How do you take the interest into account from the purchase of the land until moving in?

  • Erstellt am 2018-10-03 12:08:58

Kekse

2018-10-04 07:56:56
  • #1
That mainly depends on how the rent payment before moving and the annuity afterward relate to each other. If you move from a more or less small apartment to a detached single-family house, the monthly burden will increase significantly and it should not be a problem to pay the construction period interest from the current expenses (because together with the rent it is still less than the annuity to be paid in the future). However, if you have already lived in a rented house with a garden, the rent and the later annuity approach each other (or sometimes the rent is actually even more expensive) – in my opinion there is no reason why you should be able to afford both in parallel – and especially not during the construction phase, which is already stressful and generally expensive enough (little things for the house, quickly grabbing something to eat while on the sample tour, going through the car wash more often here, refueling three times more there, and so on).
 

Zaba12

2018-10-04 08:23:44
  • #2
From my point of view, nothing at all with investment properties. But with private interest on penalty interest... I don't know. Everyone has to decide for themselves whether they want to finance something like that. These are simply incidental construction costs that you also have to keep under control. Everything additionally borrowed CAN worsen the interest rate. We cover that from ongoing income. That's about a washing machine in 3.5 months + rent of 900€ per month. Hopefully decreasing quickly. At least you have to deal with it if it can't be covered from ongoing income.
 

Bookstar

2018-10-04 08:53:14
  • #3

That will not work.
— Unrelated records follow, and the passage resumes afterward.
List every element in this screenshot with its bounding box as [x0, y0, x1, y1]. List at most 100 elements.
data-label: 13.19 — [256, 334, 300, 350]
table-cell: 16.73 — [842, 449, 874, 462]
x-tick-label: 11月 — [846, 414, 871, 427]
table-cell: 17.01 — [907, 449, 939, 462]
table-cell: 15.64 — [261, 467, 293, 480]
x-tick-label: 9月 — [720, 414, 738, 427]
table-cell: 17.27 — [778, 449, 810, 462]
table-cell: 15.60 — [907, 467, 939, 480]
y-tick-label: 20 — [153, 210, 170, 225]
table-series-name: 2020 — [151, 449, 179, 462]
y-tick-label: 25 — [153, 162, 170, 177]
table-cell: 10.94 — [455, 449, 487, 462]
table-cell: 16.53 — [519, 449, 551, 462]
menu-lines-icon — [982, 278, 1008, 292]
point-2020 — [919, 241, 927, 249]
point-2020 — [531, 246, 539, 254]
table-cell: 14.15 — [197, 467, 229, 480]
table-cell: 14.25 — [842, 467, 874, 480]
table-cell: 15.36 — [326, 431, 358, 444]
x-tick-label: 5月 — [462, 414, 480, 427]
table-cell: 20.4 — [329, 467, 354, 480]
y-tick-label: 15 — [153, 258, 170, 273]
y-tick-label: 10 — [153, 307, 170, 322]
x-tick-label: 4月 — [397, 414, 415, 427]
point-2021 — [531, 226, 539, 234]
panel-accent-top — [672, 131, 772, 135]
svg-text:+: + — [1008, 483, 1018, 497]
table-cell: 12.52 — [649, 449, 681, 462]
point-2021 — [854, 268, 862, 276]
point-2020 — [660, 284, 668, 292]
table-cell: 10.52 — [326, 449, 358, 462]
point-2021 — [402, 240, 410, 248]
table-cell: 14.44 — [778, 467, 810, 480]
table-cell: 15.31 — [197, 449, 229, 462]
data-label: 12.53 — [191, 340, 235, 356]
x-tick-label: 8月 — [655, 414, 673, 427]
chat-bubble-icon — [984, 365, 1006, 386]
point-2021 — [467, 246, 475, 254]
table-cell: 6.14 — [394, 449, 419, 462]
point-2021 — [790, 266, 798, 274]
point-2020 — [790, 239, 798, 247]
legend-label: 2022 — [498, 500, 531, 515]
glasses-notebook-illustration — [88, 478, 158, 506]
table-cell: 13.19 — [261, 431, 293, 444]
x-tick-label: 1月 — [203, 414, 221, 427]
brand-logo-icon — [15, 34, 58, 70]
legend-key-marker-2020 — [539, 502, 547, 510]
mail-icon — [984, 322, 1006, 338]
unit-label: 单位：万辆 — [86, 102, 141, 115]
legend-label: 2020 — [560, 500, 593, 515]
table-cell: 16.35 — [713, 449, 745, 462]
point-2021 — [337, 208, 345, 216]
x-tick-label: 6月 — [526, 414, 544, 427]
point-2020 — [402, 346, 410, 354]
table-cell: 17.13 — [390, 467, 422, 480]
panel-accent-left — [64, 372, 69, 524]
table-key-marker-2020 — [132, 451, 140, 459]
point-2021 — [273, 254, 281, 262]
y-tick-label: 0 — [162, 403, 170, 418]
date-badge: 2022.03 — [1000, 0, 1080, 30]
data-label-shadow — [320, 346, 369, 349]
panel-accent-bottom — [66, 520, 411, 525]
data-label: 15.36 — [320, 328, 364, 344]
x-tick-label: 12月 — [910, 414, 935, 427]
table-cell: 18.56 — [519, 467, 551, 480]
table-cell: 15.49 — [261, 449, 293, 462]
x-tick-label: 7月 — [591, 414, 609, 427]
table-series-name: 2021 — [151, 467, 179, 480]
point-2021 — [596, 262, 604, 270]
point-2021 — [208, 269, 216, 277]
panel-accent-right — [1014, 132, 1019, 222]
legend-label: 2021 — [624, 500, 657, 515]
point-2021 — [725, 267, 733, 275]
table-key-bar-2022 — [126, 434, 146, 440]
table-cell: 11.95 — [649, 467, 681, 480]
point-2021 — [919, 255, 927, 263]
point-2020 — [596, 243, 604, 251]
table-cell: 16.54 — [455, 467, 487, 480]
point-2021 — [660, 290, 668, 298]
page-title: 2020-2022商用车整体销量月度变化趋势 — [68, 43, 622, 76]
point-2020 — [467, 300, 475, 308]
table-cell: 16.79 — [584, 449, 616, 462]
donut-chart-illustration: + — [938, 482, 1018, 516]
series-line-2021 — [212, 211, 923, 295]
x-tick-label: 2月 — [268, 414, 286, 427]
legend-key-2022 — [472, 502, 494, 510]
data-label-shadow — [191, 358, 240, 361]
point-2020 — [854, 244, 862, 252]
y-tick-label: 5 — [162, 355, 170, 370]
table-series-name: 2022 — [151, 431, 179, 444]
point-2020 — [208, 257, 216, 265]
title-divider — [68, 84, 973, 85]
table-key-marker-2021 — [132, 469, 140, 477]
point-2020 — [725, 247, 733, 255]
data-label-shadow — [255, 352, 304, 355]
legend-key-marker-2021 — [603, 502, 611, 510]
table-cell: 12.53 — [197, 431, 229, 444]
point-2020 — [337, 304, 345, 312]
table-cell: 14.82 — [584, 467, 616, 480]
The land is very expensive and the house is supposed to be that cheap? You won't get a house for 220. Where did you get this value from? At least 100,000 are missing...
 

Zaba12

2018-10-04 08:54:40
  • #4
It’s probably only 110 sqm of living space :-p
 

Zaba12

2018-10-04 09:21:48
  • #5
Somehow, the 550k€ loans with a loan-to-value ratio of 105%-90% are currently increasing. I find that alarming.
 

Stefan890

2018-10-04 10:57:29
  • #6
I have a similar question:

We are planning to start construction from May 2019. We could finalize the financing already in December or only shortly before the start of construction. The interest-free period is 12 months, and the construction period is also about 12 months.

If we finalize the financing this year, we will pay interest on the undrawn amount after the 12 months expire. If we wait with the financing until April/May, the conditions could correspondingly worsen.

What are your experiences here, which option is better?